C - Design system toolbox app external, theme external, touchy resources external but private
Description
Maybe we can define a solution where the touchy resources are in a private repository on GitHub. Thus, with crendentials, demo app can be built with a reference to this repository and snapshot tests updated. However things must be updated and documented to let users integrate their touchy resources for the theme. And people wanting to build the demo app won't be able if they do not have access to the private repositories. In addition it means the theme in the Swift package won't have these assets.
About issues
Caution
People without access to the private repo won't get the assets and won't be able to compile.
Having private repos in GitHub Orange-OpenSource is not compliant.
Not comfortable to work with 3 repos repos.
D - Download touchy resources outside
Description
It is a bit hacky, but we can define a script which will download from for example a website the font files and add it to the app. Then the font files must be registered in the app and tests be still updated. However is means the theme in the Swift package won't have these assets.
About issues
Caution
Hacky, not trustable, hazardous to load touchy resources elsewhere, need to check their integrity, themes won't embed their resources
E - Design system toolbox app external, theme external, touchy resources internal
Description
We can consider keeping the internal project to build the demo app, let external public the themes definitions and let the demo app project also external public. Thus no changes required for our CI/CD, tests can be run and projects cloned by anyone.
In addidition we can enhance the API to let users load the touchy resources they need like fonts. For example in their app project when the instanciate the theme they can in the same time load fonts and register the assets hosted in their app from their repos.

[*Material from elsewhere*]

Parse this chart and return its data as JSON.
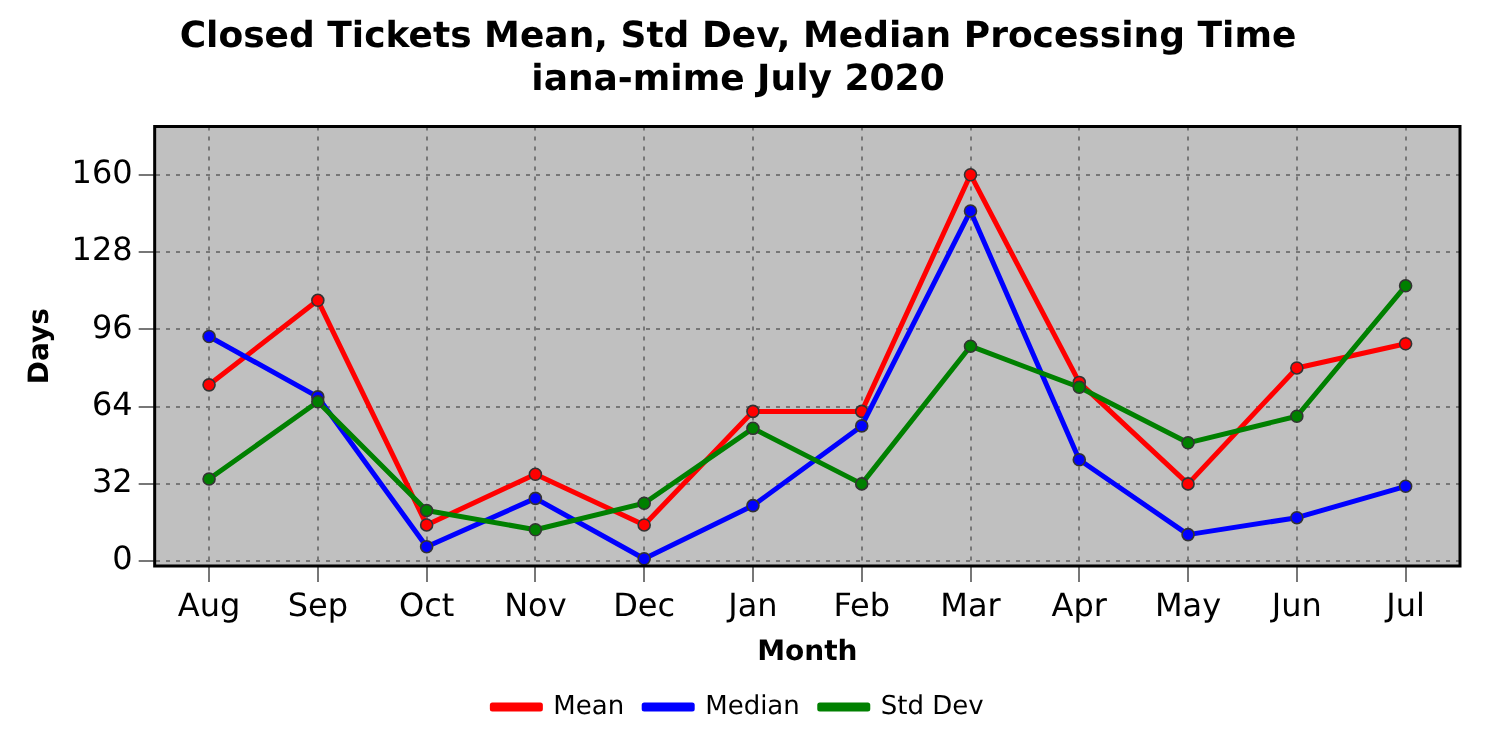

Thus we wont embed maybe heavy assets for only one theme and increase the size of the repo and perhaps the size of the lib.
About issues
Tip
This solution is quite good.
No changes in repos, no complexity handeling more and more projects in several forges.
No need to always embed fonts or heavy resources.
Users can simply load the touchy assets through the API from their app.
Indeed snapshots tests won't catch regressions on typography but they still work for all the other topics.
F - Design system toolbox app external, theme and touchy resources external
Description
OUDS provides themes. Themes is defined by tokens, icons, fonts, touchy ressources.
Even for fonts it is possible to extract the file from a website of apps.
We can consider keeping everything external and public. Thus no changes required for our CI/CD, tests can be run and projects cloned by anyone.
In addidition we can enhance the API to let users load the touchy resources they need like fonts. For example in their app project when the instanciate the theme they can in the same time load fonts and register the assets hosted in their app from their repos.
Thus we wont embed maybe heavy assets for only one theme and increase the size of the repo and perhaps the size of the lib.
About issues
Tip
This solution is the better one.
No changes in repos, no complexity handeling more and more projects in several forges.
Touchy resources are emebed in themes libraries.
Users can simply use the theme.
Snapshots tests won't change.
Better developer experience.
Notes
Vocabulary
Use of fonts in internal repository
Supposing we store fonts in internal repository, i.e. the same repository as the one building the app, we can update the CI/CD chain to add the fonts in the demo app, register them and provide through TestFlight and App Store the app with the fonts.
But the issue is users can think the app reflects the lib, so the lib expose the fonts, and that's not true.
Design system toolbox migration
Steps:
Internal touchy resources and external snapshots tests
If we have some resources internal, like fonts, which won't be versioned in public repos, we won't be able to have in GitHub Actions CI/CD snapshots tests working because not capturing the components illustrations using these touchy resources.